Le super héros n’est pas ce qu’on fait de mieux comme démocrate. En effet si le citoyen démocratique est prêt à abdiquer ses prérogatives législatives à la justice et son pouvoir exécutif à l’armée et à la police de son pays, le super héros semble mettre sa petite cape sur toutes ces jolies institutions pour faire sa petite tambouille juridico répressive de son coté. Le super héros a donc toujours des relations difficiles voire ambigües avec le législateur et la police au cœur des circonscriptions dans lesquelles il se pique de faire le bien. Le super héros joue donc sur la corde sensible de l’auto justicier qui sommeille en nous, endormi par les institutions démocratiques qui y suppléent. Le super héros est une sorte d’antidote imaginaire pour nous défouler de l’interdiction de se venger soi-même. Ce vengeur masqué qui surgit pour faire justice, là ou les institutions semblent dépasser, c’est nous. Incarnation d’autant plus facile qu’il est masqué et puissant. Le super justicier ne trouve jamais mieux sa justification que dans un système démocratique qui dysfonctionne. Nos super héros ne sont autres que des enfants de la corruption de l’Etat. Plus nous sentons nos institutions prêtent à se compromettre et de fait décevoir notre confiance, plus les super héros deviendront populaires à nos yeux. Après leur naissance pendant les années 30 au Etats-Unis cet engouement  semble se reproduire depuis plus d’une décennie mais cette fois-ci à un niveau mondial.

Super partout

Le super héros règne sur un monde clos dans lequel il est omniprésent. Tel une sentinelle il protège du crime le monde qu’il surveille. Il se déplace toujours assez vite pour être là quand il faut, et pour avoir une vision globale des crimes qu’il se doit d’enrayer dans son monde. Contrairement à nous, le super héros vit dans un monde qui ne le dépasse pas, ni par sa taille, ni par sa complexité. En fait le monde du super héros est toujours à la taille de ses pouvoirs. Ce monde qu’il peut gérer grâce à ses pouvoirs est en fait un cadeau empoisonné, car, pour celui qui peut tout, ne pas agir contre le mal en est déjà un. L’incapacité de faire le bien à l’échelle du monde qui est notre lot de tous les jours, n’est pas une option pour nos super justiciers qui n’ont que deux options devant eux : super héros ou super lâche.
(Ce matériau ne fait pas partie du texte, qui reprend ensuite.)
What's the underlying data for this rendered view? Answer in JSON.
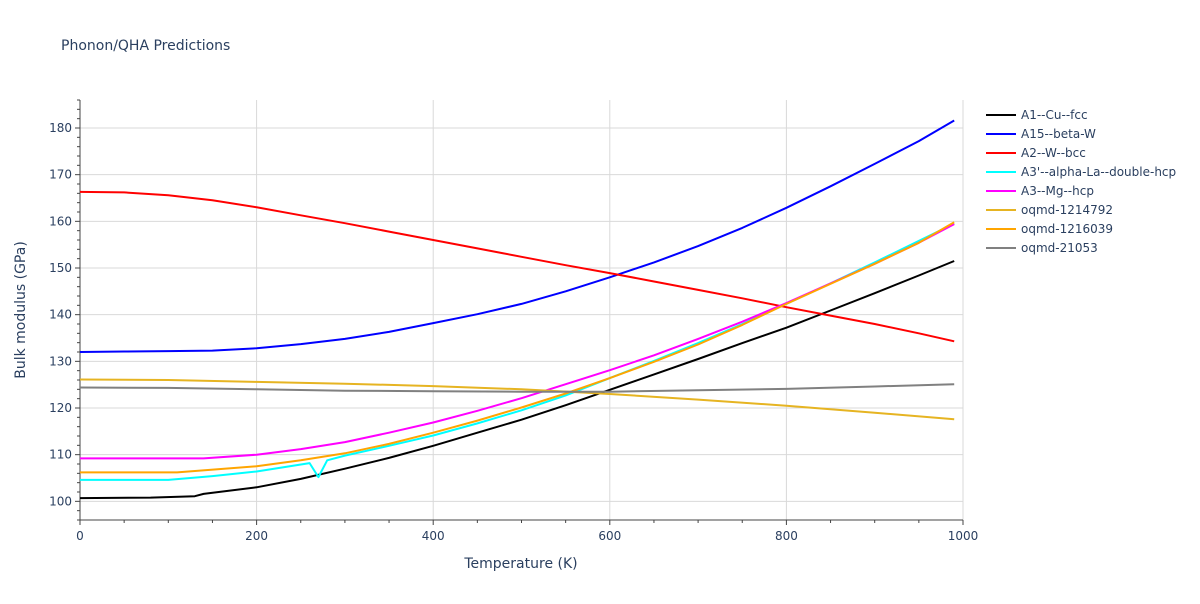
{
  "chart_data": {
    "type": "line",
    "title": "Phonon/QHA Predictions",
    "xlabel": "Temperature (K)",
    "ylabel": "Bulk modulus (GPa)",
    "xlim": [
      0,
      1000
    ],
    "ylim": [
      96,
      186
    ],
    "xticks": [
      0,
      200,
      400,
      600,
      800,
      1000
    ],
    "yticks": [
      100,
      110,
      120,
      130,
      140,
      150,
      160,
      170,
      180
    ],
    "grid": true,
    "legend_position": "right",
    "series": [
      {
        "name": "A1--Cu--fcc",
        "color": "#000000",
        "x": [
          0,
          80,
          130,
          140,
          200,
          250,
          300,
          350,
          400,
          450,
          500,
          550,
          600,
          650,
          700,
          750,
          800,
          850,
          900,
          950,
          990
        ],
        "y": [
          100.7,
          100.8,
          101.1,
          101.6,
          103.0,
          104.8,
          107.0,
          109.3,
          111.9,
          114.7,
          117.5,
          120.6,
          123.9,
          127.2,
          130.5,
          133.9,
          137.2,
          140.9,
          144.6,
          148.4,
          151.5
        ]
      },
      {
        "name": "A15--beta-W",
        "color": "#0000ff",
        "x": [
          0,
          50,
          100,
          150,
          200,
          250,
          300,
          350,
          400,
          450,
          500,
          550,
          600,
          650,
          700,
          750,
          800,
          850,
          900,
          950,
          990
        ],
        "y": [
          132.0,
          132.1,
          132.2,
          132.3,
          132.8,
          133.7,
          134.8,
          136.3,
          138.2,
          140.1,
          142.3,
          145.0,
          148.0,
          151.2,
          154.7,
          158.6,
          162.9,
          167.5,
          172.3,
          177.2,
          181.6
        ]
      },
      {
        "name": "A2--W--bcc",
        "color": "#ff0000",
        "x": [
          0,
          50,
          100,
          150,
          200,
          250,
          300,
          350,
          400,
          450,
          500,
          550,
          600,
          650,
          700,
          750,
          800,
          850,
          900,
          950,
          990
        ],
        "y": [
          166.3,
          166.2,
          165.6,
          164.5,
          163.0,
          161.3,
          159.6,
          157.8,
          156.0,
          154.2,
          152.4,
          150.6,
          148.9,
          147.1,
          145.3,
          143.5,
          141.6,
          139.8,
          138.0,
          136.0,
          134.3
        ]
      },
      {
        "name": "A3'--alpha-La--double-hcp",
        "color": "#00ffff",
        "x": [
          0,
          100,
          150,
          200,
          260,
          270,
          280,
          300,
          350,
          400,
          450,
          500,
          550,
          600,
          650,
          700,
          750,
          800,
          850,
          900,
          950,
          990
        ],
        "y": [
          104.6,
          104.6,
          105.4,
          106.4,
          108.2,
          105.2,
          108.8,
          109.8,
          111.9,
          114.1,
          116.7,
          119.5,
          122.7,
          126.4,
          130.1,
          133.9,
          138.0,
          142.3,
          146.7,
          151.2,
          155.8,
          159.5
        ]
      },
      {
        "name": "A3--Mg--hcp",
        "color": "#ff00ff",
        "x": [
          0,
          100,
          140,
          200,
          250,
          300,
          350,
          400,
          450,
          500,
          550,
          600,
          650,
          700,
          750,
          800,
          850,
          900,
          950,
          990
        ],
        "y": [
          109.2,
          109.2,
          109.2,
          110.0,
          111.2,
          112.7,
          114.7,
          116.9,
          119.4,
          122.1,
          125.1,
          128.1,
          131.3,
          134.8,
          138.5,
          142.5,
          146.7,
          150.9,
          155.4,
          159.4
        ]
      },
      {
        "name": "oqmd-1214792",
        "color": "#e6b422",
        "x": [
          0,
          100,
          200,
          300,
          400,
          500,
          600,
          700,
          800,
          900,
          990
        ],
        "y": [
          126.1,
          126.0,
          125.6,
          125.2,
          124.7,
          124.0,
          123.0,
          121.8,
          120.5,
          119.0,
          117.6
        ]
      },
      {
        "name": "oqmd-1216039",
        "color": "#ffa500",
        "x": [
          0,
          110,
          200,
          250,
          300,
          350,
          400,
          450,
          500,
          550,
          600,
          650,
          700,
          750,
          800,
          850,
          900,
          950,
          990
        ],
        "y": [
          106.2,
          106.2,
          107.5,
          108.8,
          110.3,
          112.3,
          114.7,
          117.3,
          120.1,
          123.1,
          126.4,
          129.9,
          133.6,
          137.8,
          142.3,
          146.6,
          150.9,
          155.4,
          159.8
        ]
      },
      {
        "name": "oqmd-21053",
        "color": "#808080",
        "x": [
          0,
          100,
          200,
          300,
          400,
          500,
          600,
          700,
          800,
          900,
          990
        ],
        "y": [
          124.4,
          124.3,
          124.0,
          123.7,
          123.6,
          123.5,
          123.5,
          123.8,
          124.1,
          124.6,
          125.1
        ]
      }
    ]
  }
}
Pour être un super héros il faut suivre les principes qui ont été énoncés en introduction, mais comme nous allons le voir chacun va accommoder à sa manière ces règles pour devenir à lui seul une légende urbaine en se démarquant du stéréotype du super héros et en gagnant ainsi une personnalité propre qui le différencie de ses collègues.
L’archétype du super c’est Superman on va donc commencer par lui.
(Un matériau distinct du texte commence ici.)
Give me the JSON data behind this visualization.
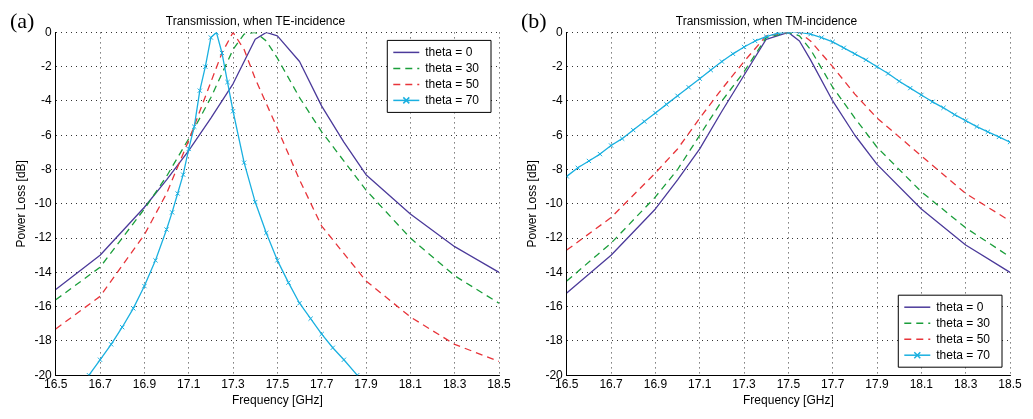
{
  "chart_data": [
    {
      "type": "line",
      "title": "Transmission, when TE-incidence",
      "xlabel": "Frequency [GHz]",
      "ylabel": "Power Loss [dB]",
      "annotations": [
        "(a)"
      ],
      "xlim": [
        16.5,
        18.5
      ],
      "ylim": [
        -20,
        0
      ],
      "xticks": [
        16.5,
        16.7,
        16.9,
        17.1,
        17.3,
        17.5,
        17.7,
        17.9,
        18.1,
        18.3,
        18.5
      ],
      "yticks": [
        -20,
        -18,
        -16,
        -14,
        -12,
        -10,
        -8,
        -6,
        -4,
        -2,
        0
      ],
      "grid": true,
      "legend": "top right",
      "series": [
        {
          "name": "theta = 0",
          "color": "#4b3a9a",
          "line_style": "solid",
          "marker": "none",
          "x": [
            16.5,
            16.7,
            16.9,
            17.0,
            17.1,
            17.2,
            17.3,
            17.4,
            17.45,
            17.5,
            17.6,
            17.7,
            17.8,
            17.9,
            18.1,
            18.3,
            18.5
          ],
          "values": [
            -15,
            -13,
            -10.2,
            -8.6,
            -6.9,
            -5,
            -3,
            -0.4,
            0,
            -0.2,
            -1.7,
            -4.3,
            -6.4,
            -8.3,
            -10.6,
            -12.5,
            -14
          ]
        },
        {
          "name": "theta = 30",
          "color": "#1a9e3a",
          "line_style": "dashed",
          "marker": "none",
          "x": [
            16.5,
            16.7,
            16.9,
            17.0,
            17.1,
            17.2,
            17.3,
            17.35,
            17.4,
            17.45,
            17.5,
            17.6,
            17.7,
            17.9,
            18.1,
            18.3,
            18.5
          ],
          "values": [
            -15.6,
            -13.7,
            -10.3,
            -8.4,
            -6.2,
            -3.8,
            -1,
            -0.1,
            0,
            -0.5,
            -1.5,
            -3.8,
            -5.8,
            -9.2,
            -12,
            -14.2,
            -15.8
          ]
        },
        {
          "name": "theta = 50",
          "color": "#e8343a",
          "line_style": "dashed",
          "marker": "none",
          "x": [
            16.5,
            16.7,
            16.9,
            17.0,
            17.1,
            17.2,
            17.25,
            17.3,
            17.35,
            17.4,
            17.5,
            17.6,
            17.7,
            17.9,
            18.1,
            18.3,
            18.5
          ],
          "values": [
            -17.3,
            -15.4,
            -11.8,
            -9.4,
            -6.3,
            -2.9,
            -1.2,
            0,
            -1,
            -2.7,
            -5.6,
            -8.6,
            -11.3,
            -14.5,
            -16.6,
            -18.2,
            -19.2
          ]
        },
        {
          "name": "theta = 70",
          "color": "#1ab0e0",
          "line_style": "solid",
          "marker": "cross",
          "x": [
            16.65,
            16.7,
            16.75,
            16.8,
            16.85,
            16.9,
            16.95,
            17.0,
            17.025,
            17.05,
            17.075,
            17.1,
            17.125,
            17.15,
            17.175,
            17.2,
            17.225,
            17.25,
            17.275,
            17.3,
            17.35,
            17.4,
            17.45,
            17.5,
            17.55,
            17.6,
            17.65,
            17.7,
            17.75,
            17.8,
            17.86
          ],
          "values": [
            -20,
            -19.1,
            -18.2,
            -17.2,
            -16.1,
            -14.8,
            -13.3,
            -11.5,
            -10.5,
            -9.4,
            -8.3,
            -6.8,
            -5.5,
            -3.4,
            -2,
            -0.3,
            0,
            -1.2,
            -2.9,
            -4.6,
            -7.6,
            -9.9,
            -11.7,
            -13.3,
            -14.6,
            -15.8,
            -16.7,
            -17.6,
            -18.4,
            -19.1,
            -20
          ]
        }
      ]
    },
    {
      "type": "line",
      "title": "Transmission, when TM-incidence",
      "xlabel": "Frequency [GHz]",
      "ylabel": "Power Loss [dB]",
      "annotations": [
        "(b)"
      ],
      "xlim": [
        16.5,
        18.5
      ],
      "ylim": [
        -20,
        0
      ],
      "xticks": [
        16.5,
        16.7,
        16.9,
        17.1,
        17.3,
        17.5,
        17.7,
        17.9,
        18.1,
        18.3,
        18.5
      ],
      "yticks": [
        -20,
        -18,
        -16,
        -14,
        -12,
        -10,
        -8,
        -6,
        -4,
        -2,
        0
      ],
      "grid": true,
      "legend": "bottom right",
      "series": [
        {
          "name": "theta = 0",
          "color": "#4b3a9a",
          "line_style": "solid",
          "marker": "none",
          "x": [
            16.5,
            16.7,
            16.9,
            17.0,
            17.1,
            17.2,
            17.3,
            17.4,
            17.5,
            17.55,
            17.6,
            17.7,
            17.8,
            17.9,
            18.1,
            18.3,
            18.5
          ],
          "values": [
            -15.2,
            -13,
            -10.3,
            -8.6,
            -6.8,
            -4.6,
            -2.5,
            -0.4,
            0,
            -0.5,
            -1.6,
            -4,
            -6,
            -7.7,
            -10.3,
            -12.4,
            -14
          ]
        },
        {
          "name": "theta = 30",
          "color": "#1a9e3a",
          "line_style": "dashed",
          "marker": "none",
          "x": [
            16.5,
            16.7,
            16.9,
            17.0,
            17.1,
            17.2,
            17.3,
            17.4,
            17.5,
            17.55,
            17.6,
            17.7,
            17.8,
            17.9,
            18.1,
            18.3,
            18.5
          ],
          "values": [
            -14.5,
            -12.3,
            -9.6,
            -8,
            -6,
            -4,
            -2.3,
            -0.3,
            0,
            -0.2,
            -1,
            -3.2,
            -5,
            -6.7,
            -9.3,
            -11.4,
            -13.1
          ]
        },
        {
          "name": "theta = 50",
          "color": "#e8343a",
          "line_style": "dashed",
          "marker": "none",
          "x": [
            16.5,
            16.7,
            16.9,
            17.0,
            17.1,
            17.2,
            17.3,
            17.4,
            17.5,
            17.55,
            17.6,
            17.7,
            17.8,
            17.9,
            18.1,
            18.3,
            18.5
          ],
          "values": [
            -12.7,
            -10.8,
            -8.2,
            -6.8,
            -5,
            -3.3,
            -1.7,
            -0.2,
            0,
            0,
            -0.5,
            -2,
            -3.6,
            -5,
            -7.2,
            -9.4,
            -11
          ]
        },
        {
          "name": "theta = 70",
          "color": "#1ab0e0",
          "line_style": "solid",
          "marker": "cross",
          "x": [
            16.5,
            16.55,
            16.6,
            16.65,
            16.7,
            16.75,
            16.8,
            16.85,
            16.9,
            16.95,
            17.0,
            17.05,
            17.1,
            17.15,
            17.2,
            17.25,
            17.3,
            17.35,
            17.4,
            17.45,
            17.5,
            17.55,
            17.6,
            17.65,
            17.7,
            17.75,
            17.8,
            17.85,
            17.9,
            17.95,
            18.0,
            18.05,
            18.1,
            18.15,
            18.2,
            18.25,
            18.3,
            18.35,
            18.4,
            18.45,
            18.5
          ],
          "values": [
            -8.4,
            -7.9,
            -7.5,
            -7.1,
            -6.6,
            -6.2,
            -5.7,
            -5.2,
            -4.7,
            -4.2,
            -3.7,
            -3.2,
            -2.7,
            -2.2,
            -1.7,
            -1.25,
            -0.85,
            -0.5,
            -0.25,
            -0.05,
            0,
            0,
            -0.1,
            -0.3,
            -0.55,
            -0.9,
            -1.25,
            -1.6,
            -2,
            -2.4,
            -2.85,
            -3.25,
            -3.65,
            -4.05,
            -4.4,
            -4.8,
            -5.15,
            -5.5,
            -5.8,
            -6.1,
            -6.4
          ]
        }
      ]
    }
  ]
}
Tout super héros mérite un passé, une genèse qui nous explique pourquoi il en est arrivé là. Qu’est-ce qui le pousse donc à être super énervé contre les super vilains ? D’où viennent ces super pouvoirs que nous leur envions ? C’est quoi sa double vie, qui la connaît à part nous ? Autant de questions qui nous brûlent les lèvres et dont on attend des réponses crédibles. Car les super héros finalement on ne demande qu’à y croire.